Así pues, podemos ver que en un momento histórico excepcional, en un momento en que todos tienen que tomar partido por un bando o por otro, hay algunas personas que se apartan de lo que “deberían hacer” para hacer lo que piensan que deben hacer. Son pocos, pero los hay.

¿Hay algún ejemplo así en nuestro país?

Pues sí. Algunos hay. La Iglesia española también tiene sus ovejas negras. Veamos un ejemplo.

3. Un obispo contra Franco. El caso deliberadamente silenciado de Francisco Vidal y Barraquer


La Carta Colectiva del Episcopado español a los obispos del mundo entero es un documento fechado el 1 de julio de 1937. Estaba redactada por el cardenal primado de Toledo Isidro Gomá y respondía, previa petición directa de Franco, al intento de difundir al resto de la comunidad cristiana “las verdades” de la Guerra Civil española (o dicho de otro modo: por qué la Iglesia española en bloque apoyaba al bando nacional y por qué todos los cristianos del mundo debían hacer lo mismo). Bien, esto es lo que se enseña en los libros de historia de este país destinados a la educación de los adolescentes (por ejemplo, libros de historia de 4.º de ESO). Al menos en los libros en los que se menciona esta carta y, por ende, el papel de la Iglesia en la Guerra Civil.

Pero nótese que he utilizado unas cursivas unas líneas más arriba. En bloque… La Iglesia en bloque; eso da a entender que la firmaban todos los obispos.

Pues no, no están todos. Hay uno que falta. Uno que no quiso firmar: el arzobispo de Tarragona y cardenalFrancisco Vidal y Barraquer.

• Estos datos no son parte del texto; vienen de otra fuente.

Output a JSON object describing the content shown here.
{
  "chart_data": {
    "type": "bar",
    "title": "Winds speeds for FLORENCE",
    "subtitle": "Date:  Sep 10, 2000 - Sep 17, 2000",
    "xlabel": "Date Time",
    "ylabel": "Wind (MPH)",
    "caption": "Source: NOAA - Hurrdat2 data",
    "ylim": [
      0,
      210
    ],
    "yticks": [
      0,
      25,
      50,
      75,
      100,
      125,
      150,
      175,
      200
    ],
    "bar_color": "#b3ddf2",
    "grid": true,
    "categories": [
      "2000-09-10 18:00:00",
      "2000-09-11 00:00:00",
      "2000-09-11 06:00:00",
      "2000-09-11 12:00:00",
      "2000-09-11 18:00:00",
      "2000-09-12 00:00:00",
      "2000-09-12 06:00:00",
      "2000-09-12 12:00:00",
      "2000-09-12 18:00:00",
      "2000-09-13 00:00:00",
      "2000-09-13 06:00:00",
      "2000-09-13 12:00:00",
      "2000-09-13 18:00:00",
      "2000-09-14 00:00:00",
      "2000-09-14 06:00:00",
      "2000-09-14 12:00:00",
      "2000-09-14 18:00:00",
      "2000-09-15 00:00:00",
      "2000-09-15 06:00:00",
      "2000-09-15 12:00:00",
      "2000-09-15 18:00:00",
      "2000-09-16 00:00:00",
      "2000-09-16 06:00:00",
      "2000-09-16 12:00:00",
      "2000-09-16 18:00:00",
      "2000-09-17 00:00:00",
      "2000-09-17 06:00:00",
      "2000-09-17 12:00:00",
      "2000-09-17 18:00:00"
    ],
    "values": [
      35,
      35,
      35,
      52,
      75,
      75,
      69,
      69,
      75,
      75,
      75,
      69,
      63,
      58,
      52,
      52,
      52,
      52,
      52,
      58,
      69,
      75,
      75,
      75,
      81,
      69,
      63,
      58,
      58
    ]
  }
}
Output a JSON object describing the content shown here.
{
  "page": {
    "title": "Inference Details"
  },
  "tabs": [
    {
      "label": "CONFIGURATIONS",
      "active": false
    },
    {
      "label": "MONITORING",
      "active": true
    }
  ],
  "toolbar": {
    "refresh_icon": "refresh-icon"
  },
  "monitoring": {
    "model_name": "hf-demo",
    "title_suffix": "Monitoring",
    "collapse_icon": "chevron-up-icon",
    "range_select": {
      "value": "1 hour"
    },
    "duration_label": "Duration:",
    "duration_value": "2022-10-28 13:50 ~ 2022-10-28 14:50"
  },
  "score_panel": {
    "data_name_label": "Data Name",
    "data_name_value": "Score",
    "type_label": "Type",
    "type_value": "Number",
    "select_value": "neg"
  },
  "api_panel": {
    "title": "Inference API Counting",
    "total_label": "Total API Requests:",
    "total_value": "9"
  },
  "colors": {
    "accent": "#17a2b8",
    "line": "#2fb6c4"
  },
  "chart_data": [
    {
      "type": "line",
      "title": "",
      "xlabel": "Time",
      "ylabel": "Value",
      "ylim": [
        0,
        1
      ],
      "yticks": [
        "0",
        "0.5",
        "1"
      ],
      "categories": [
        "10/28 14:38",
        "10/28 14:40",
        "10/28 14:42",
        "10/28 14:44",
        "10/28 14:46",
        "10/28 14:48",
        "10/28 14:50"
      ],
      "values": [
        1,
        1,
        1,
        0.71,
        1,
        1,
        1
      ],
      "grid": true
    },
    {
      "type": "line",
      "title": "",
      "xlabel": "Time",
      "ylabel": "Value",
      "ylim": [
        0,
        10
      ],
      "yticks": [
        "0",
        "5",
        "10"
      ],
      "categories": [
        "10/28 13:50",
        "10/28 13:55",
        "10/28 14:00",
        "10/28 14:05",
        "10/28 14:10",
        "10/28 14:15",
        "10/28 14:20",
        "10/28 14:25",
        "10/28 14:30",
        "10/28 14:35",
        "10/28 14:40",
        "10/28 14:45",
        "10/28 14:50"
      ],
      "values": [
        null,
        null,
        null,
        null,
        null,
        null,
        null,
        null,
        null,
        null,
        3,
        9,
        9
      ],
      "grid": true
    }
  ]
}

Y no quiso firmar no porque no conociera de sobra la persecución roja (él mismo había estado a punto de ser fusilado por unos milicianos al principio de la Guerra Civil, y había visto cómo moría su obispo auxiliar,Manuel Borrás, que no había tenido tanta suerte), sino porque creía que aquella carta era un instrumento de manipulación propagandística por parte de Franco y que, en medio de una Guerra Civil, la Iglesia española, como Iglesia de todos los españoles, debía no decantarse de modo excluyente por una de las partes beligerantes. Por estas ideas Franco le prohibió regresar a España una vez terminada la Guerra Civil (después de ser salvado in extremis de ser fusilado, el Gobierno de la Generalitat consiguió evacuarlo a Italia, donde pasó el resto de la guerra), e incluso presionó para que los papas Pio XI y Pio XII le obligaran a renunciar a sus cargos. En este caso Franco no se pudo salir totalmente con la suya. Los papas no accedieron a su petición. Y eso que Franco se lo tomó tan a pecho y se puso tan pesado que, al final, hasta el mismo cardenal Gomá se molestó. Pero, pese a todo, el obispo de Tarragona nunca pudo volver a su sede. Murió en 1943. Él quería, ya que otra cosa no era posible, al menos ser enterrado en su tierra. Pero sus restos no fueron trasladados a España hasta 1978.